30 January 2013

  • Once again it seems that focus is falling on S America with suggestions of the Argentine soybean crop falling below 50 million mt and the corn output below 24 million mt. In Brazil harvest is underway, albeit with interruptions for rain, and early reports are pointing at lower yields in the key soybean growing state – talk is beginning to emerge of a sub 80 million mt crop. It is, of course, far too early for such discussions to be considered as hard fact but the market is trading upwards on the news.
  • To put some meat on the bones, private forecaster Lanworth estimates the Argentine soybean crop at 53.1 million mt, a reduction of 2.1 million mt from a month ago and their corn crop at 25.6 million mt, which is only 400,000 mt below last month’s figure. The Brazilian estimate from Lanworth stands at 80.9 million mt of soybeans, which is an increase from 79.4 million mt in December and corn also showing a 300,000 mt increase to 75.8 million mt.
  • Technical pictures on corn and soybeans are looking somewhat more bullish and it would appear that some buying has emerged as a result, adding to the strength of the picture. Cash prices in the US for both corn and soybeans remain firm as farmers retain stock in what can only be described as a tight old crop position.
  • The latest outlook for winter wheat in the US makes for poor reading with further deterioration as a result of continuing drought conditions. Top producer, Kansas, crop ratings of good to excellent dropped 4 points to 20% since December. Maximum moisture in the state was well below average at just one inch, and higher than average temperatures added to soil  moisture depletion. Nebraska fared no better with ¼ inch of moisture or less and little in the way of snow protection leaving the crop rated at just 8% good to excellent, down from 14% last month.
  • News from Canada of higher output as a result of greater plantings next year took eyes away from what we consider to be the main event, the forthcoming US crop! Potential abandonment rates, which we tentatively discussed as possibly reaching 25% some weeks ago, are now being put even higher, figures of 30% and higher are being quoted.
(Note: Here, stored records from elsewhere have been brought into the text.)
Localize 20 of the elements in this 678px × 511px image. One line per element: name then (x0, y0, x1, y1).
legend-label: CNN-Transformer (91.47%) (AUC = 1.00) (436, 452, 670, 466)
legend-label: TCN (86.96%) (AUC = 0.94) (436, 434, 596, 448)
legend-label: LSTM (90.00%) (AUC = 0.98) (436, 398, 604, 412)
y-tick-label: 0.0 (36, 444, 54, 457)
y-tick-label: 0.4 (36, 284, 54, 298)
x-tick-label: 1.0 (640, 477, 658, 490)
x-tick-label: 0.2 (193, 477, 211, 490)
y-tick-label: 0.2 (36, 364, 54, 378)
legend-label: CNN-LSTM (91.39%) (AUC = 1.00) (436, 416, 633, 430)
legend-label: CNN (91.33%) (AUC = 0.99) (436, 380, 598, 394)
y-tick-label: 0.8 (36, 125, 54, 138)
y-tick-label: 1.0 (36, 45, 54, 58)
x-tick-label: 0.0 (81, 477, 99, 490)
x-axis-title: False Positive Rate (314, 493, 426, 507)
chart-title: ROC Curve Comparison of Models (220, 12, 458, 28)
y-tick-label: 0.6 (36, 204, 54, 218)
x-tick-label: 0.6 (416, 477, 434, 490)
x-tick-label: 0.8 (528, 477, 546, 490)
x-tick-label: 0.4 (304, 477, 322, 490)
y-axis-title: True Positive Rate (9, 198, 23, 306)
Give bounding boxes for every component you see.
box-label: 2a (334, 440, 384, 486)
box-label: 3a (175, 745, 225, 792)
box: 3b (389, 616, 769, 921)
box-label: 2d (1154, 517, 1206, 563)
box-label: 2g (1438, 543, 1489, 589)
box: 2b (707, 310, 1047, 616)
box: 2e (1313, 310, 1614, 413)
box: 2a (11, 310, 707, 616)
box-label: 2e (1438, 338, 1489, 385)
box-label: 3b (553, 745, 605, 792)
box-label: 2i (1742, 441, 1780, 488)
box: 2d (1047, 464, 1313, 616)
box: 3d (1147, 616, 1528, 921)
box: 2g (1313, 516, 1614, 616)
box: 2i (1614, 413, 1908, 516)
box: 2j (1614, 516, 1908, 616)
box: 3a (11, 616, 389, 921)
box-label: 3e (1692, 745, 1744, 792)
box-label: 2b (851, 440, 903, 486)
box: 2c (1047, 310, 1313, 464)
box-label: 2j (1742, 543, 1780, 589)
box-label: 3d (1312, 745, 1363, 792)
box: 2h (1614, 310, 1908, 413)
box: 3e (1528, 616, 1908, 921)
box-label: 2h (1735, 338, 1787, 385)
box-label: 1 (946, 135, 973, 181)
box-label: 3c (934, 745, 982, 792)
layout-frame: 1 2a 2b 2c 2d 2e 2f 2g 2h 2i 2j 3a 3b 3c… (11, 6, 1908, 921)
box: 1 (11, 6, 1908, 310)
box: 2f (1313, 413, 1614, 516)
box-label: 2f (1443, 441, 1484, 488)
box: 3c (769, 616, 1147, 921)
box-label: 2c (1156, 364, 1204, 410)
  • In another move, which we regard quite cynically as a diversionary tactic, the Russian Ag Minister is openly talking of enlarged crops and export capabilities. There is a far more pressing and immediate need, and that is their old crop tightness! We were always well drilled in our formative years that borrowing new crop stocks to relieve old crop stresses is not an easy task to accomplish with success; and we haven’t changed our opinion.